Они были до омерзения милы и добры. Это внушало страх, гнев и недоверие. Недоверие отдавалось тупой болью в грудной клетке. Страх навязчиво сдавливал виски и шептал в ухо. Гнев заставлял до крови впиваться пальцы в ладонь.
В моей голове звучала до боли знакомая мелодия, печальная, наигранная на старом фортепиано.

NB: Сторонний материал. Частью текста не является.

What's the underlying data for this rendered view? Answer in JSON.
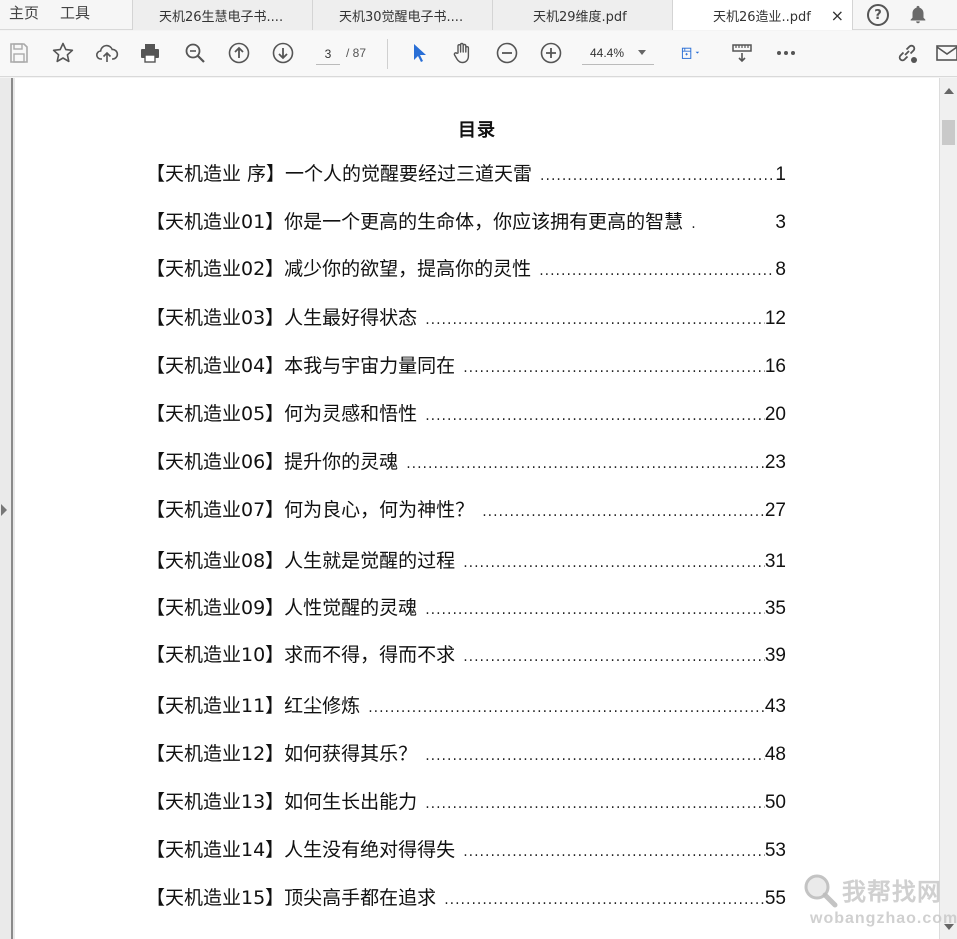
{
  "nav": {
    "home_label": "主页",
    "tools_label": "工具"
  },
  "tabs": [
    {
      "label": "天机26生慧电子书...."
    },
    {
      "label": "天机30觉醒电子书...."
    },
    {
      "label": "天机29维度.pdf"
    },
    {
      "label": "天机26造业..pdf",
      "active": true
    }
  ],
  "tab_close_glyph": "×",
  "help_glyph": "?",
  "toolbar": {
    "current_page": "3",
    "total_pages": "/ 87",
    "zoom": "44.4%"
  },
  "document": {
    "toc_title": "目录",
    "entries": [
      {
        "label": "【天机造业 序】一个人的觉醒要经过三道天雷",
        "dots": "..................................................................................",
        "page": "1"
      },
      {
        "label": "【天机造业01】你是一个更高的生命体，你应该拥有更高的智慧",
        "dots": ".",
        "page": "3"
      },
      {
        "label": "【天机造业02】减少你的欲望，提高你的灵性",
        "dots": "..................................................................................",
        "page": "8"
      },
      {
        "label": "【天机造业03】人生最好得状态",
        "dots": "..................................................................................................................",
        "page": "12"
      },
      {
        "label": "【天机造业04】本我与宇宙力量同在",
        "dots": "..................................................................................................................",
        "page": "16"
      },
      {
        "label": "【天机造业05】何为灵感和悟性",
        "dots": "..................................................................................................................",
        "page": "20"
      },
      {
        "label": "【天机造业06】提升你的灵魂",
        "dots": "..................................................................................................................",
        "page": "23"
      },
      {
        "label": "【天机造业07】何为良心，何为神性？",
        "dots": "..................................................................................................................",
        "page": "27"
      },
      {
        "label": "【天机造业08】人生就是觉醒的过程",
        "dots": "..................................................................................................................",
        "page": "31"
      },
      {
        "label": "【天机造业09】人性觉醒的灵魂",
        "dots": "..................................................................................................................",
        "page": "35"
      },
      {
        "label": "【天机造业10】求而不得，得而不求",
        "dots": "..................................................................................................................",
        "page": "39"
      },
      {
        "label": "【天机造业11】红尘修炼",
        "dots": "..................................................................................................................",
        "page": "43"
      },
      {
        "label": "【天机造业12】如何获得其乐？",
        "dots": "..................................................................................................................",
        "page": "48"
      },
      {
        "label": "【天机造业13】如何生长出能力",
        "dots": "..................................................................................................................",
        "page": "50"
      },
      {
        "label": "【天机造业14】人生没有绝对得得失",
        "dots": "..................................................................................................................",
        "page": "53"
      },
      {
        "label": "【天机造业15】顶尖高手都在追求",
        "dots": "..................................................................................................................",
        "page": "55"
      }
    ]
  },
  "watermark": {
    "cn": "我帮找网",
    "url": "wobangzhao.com"
  },
  "colors": {
    "accent": "#2a6fd6",
    "page_bg": "#ffffff",
    "viewer_bg": "#e8e8e8"
  }
}
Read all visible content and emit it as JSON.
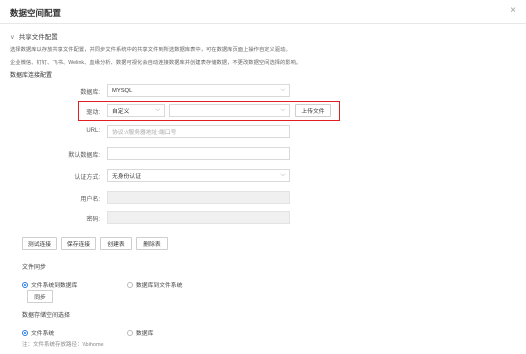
{
  "header": {
    "title": "数据空间配置"
  },
  "section": {
    "title": "共享文件配置"
  },
  "descriptions": [
    "选择数据库以存放共享文件配置，并同步文件系统中的共享文件到所选数据库表中，可在数据库页面上操作自定义驱动。",
    "企业微信、钉钉、飞书、Welink、血缘分析、数据可视化会自动连接数据库并创建表存储数据，不更改数据空间选择的影响。"
  ],
  "db_config": {
    "title": "数据库连接配置",
    "database_label": "数据库:",
    "database_value": "MYSQL",
    "driver_label": "驱动:",
    "driver_value": "自定义",
    "driver_file_value": "",
    "upload_label": "上传文件",
    "url_label": "URL:",
    "url_placeholder": "协议://服务器地址:端口号",
    "default_db_label": "默认数据库:",
    "auth_label": "认证方式:",
    "auth_value": "无身份认证",
    "username_label": "用户名:",
    "password_label": "密码:"
  },
  "actions": {
    "test": "测试连接",
    "save": "保存连接",
    "create": "创建表",
    "delete": "删除表"
  },
  "file_sync": {
    "title": "文件同步",
    "option1": "文件系统到数据库",
    "option2": "数据库到文件系统",
    "sync_button": "同步"
  },
  "storage": {
    "title": "数据存储空间选择",
    "option1": "文件系统",
    "option2": "数据库",
    "note": "注：文件系统存放路径：\\\\bihome"
  },
  "colors": {
    "accent": "#2a7ae2",
    "highlight": "#e02020"
  }
}
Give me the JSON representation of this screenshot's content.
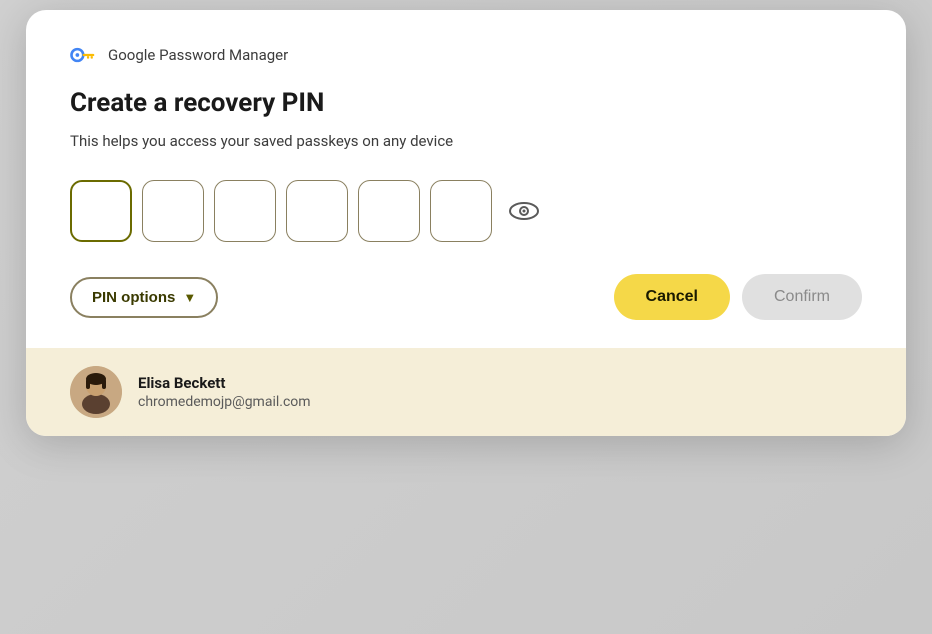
{
  "modal": {
    "brand": "Google Password Manager",
    "title": "Create a recovery PIN",
    "subtitle": "This helps you access your saved passkeys on any device",
    "pin_boxes": [
      "",
      "",
      "",
      "",
      "",
      ""
    ],
    "actions": {
      "pin_options_label": "PIN options",
      "cancel_label": "Cancel",
      "confirm_label": "Confirm"
    }
  },
  "user": {
    "name": "Elisa Beckett",
    "email": "chromedemojp@gmail.com"
  },
  "colors": {
    "pin_border_active": "#6b6b00",
    "pin_border_inactive": "#8a8060",
    "cancel_bg": "#f5d848",
    "confirm_bg": "#e0e0e0",
    "footer_bg": "#f5eed8"
  }
}
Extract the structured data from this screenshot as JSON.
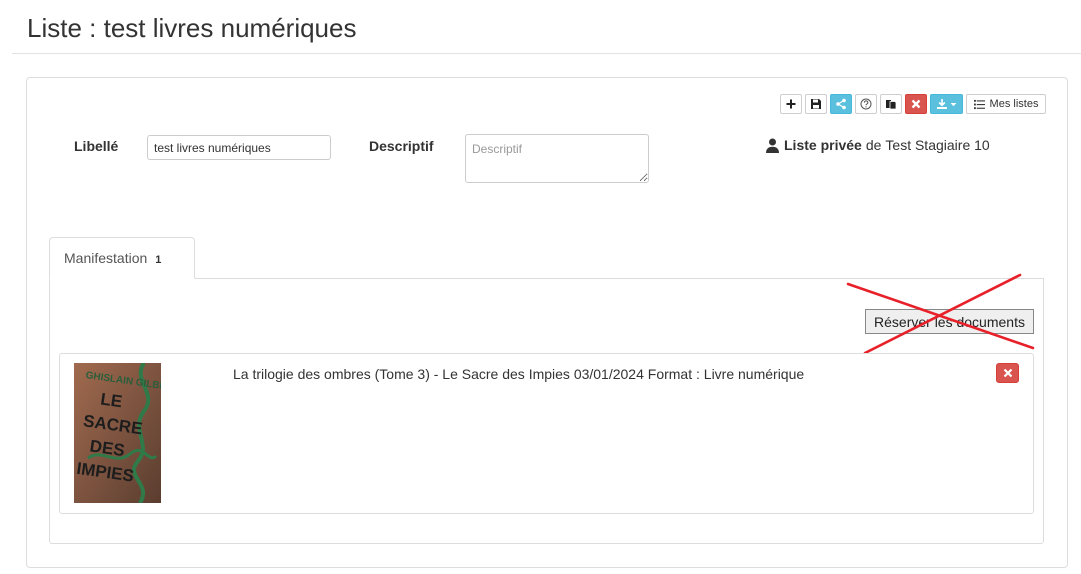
{
  "page": {
    "title": "Liste : test livres numériques"
  },
  "toolbar": {
    "buttons": [
      {
        "name": "add",
        "icon": "plus-icon"
      },
      {
        "name": "save",
        "icon": "save-icon"
      },
      {
        "name": "share",
        "icon": "share-icon",
        "color": "#5bc0de"
      },
      {
        "name": "help",
        "icon": "question-icon"
      },
      {
        "name": "copy",
        "icon": "copy-icon"
      },
      {
        "name": "delete",
        "icon": "close-icon",
        "color": "#d9534f"
      },
      {
        "name": "download",
        "icon": "download-icon",
        "color": "#5bc0de"
      }
    ],
    "mes_listes_label": "Mes listes"
  },
  "form": {
    "libelle_label": "Libellé",
    "libelle_value": "test livres numériques",
    "descriptif_label": "Descriptif",
    "descriptif_placeholder": "Descriptif"
  },
  "owner": {
    "visibility": "Liste privée",
    "prefix": "de",
    "name": "Test Stagiaire 10"
  },
  "tabs": [
    {
      "label": "Manifestation",
      "count": "1"
    }
  ],
  "actions": {
    "reserve_label": "Réserver les documents",
    "reserve_crossed_out": true,
    "cross_color": "#e8202a"
  },
  "items": [
    {
      "title": "La trilogie des ombres (Tome 3) - Le Sacre des Impies 03/01/2024 Format : Livre numérique",
      "cover": {
        "author": "GHISLAIN GILBERTI",
        "title_lines": [
          "LE",
          "SACRE",
          "DES",
          "IMPIES"
        ]
      }
    }
  ],
  "colors": {
    "danger": "#d9534f",
    "info": "#5bc0de",
    "border": "#dddddd"
  }
}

Они могли дать мне всё и ничего одновременно. Забавно, когда пустота вмещает в себя всё материальное, которое, в свою очередь, наполнено этой пустотой.
Но мне никогда и ничего не было надобно от них, ибо их помощь всегда подразумевала мою задолженность им. Стоит мне попросить помощи у них один раз, как я становлюсь должником, к которому можно прибежать в любой момент. Мне это не нужно. Это сковывает и привязывает к человеку. Я могу позволить себе быть привязанной лишь к одному.
Но их улыбки… Они словно оскал довольной гиены, которая видит умирающую добычу. И принять их помощь - дать гиене вонзить в мою шею свои клыки.
Иногда мне кажется, что за каждой их улыбкой кроется волосатая, грязная и клыкастая морда, которую постоянно обизывает шершавый язык, ожидающий жертву.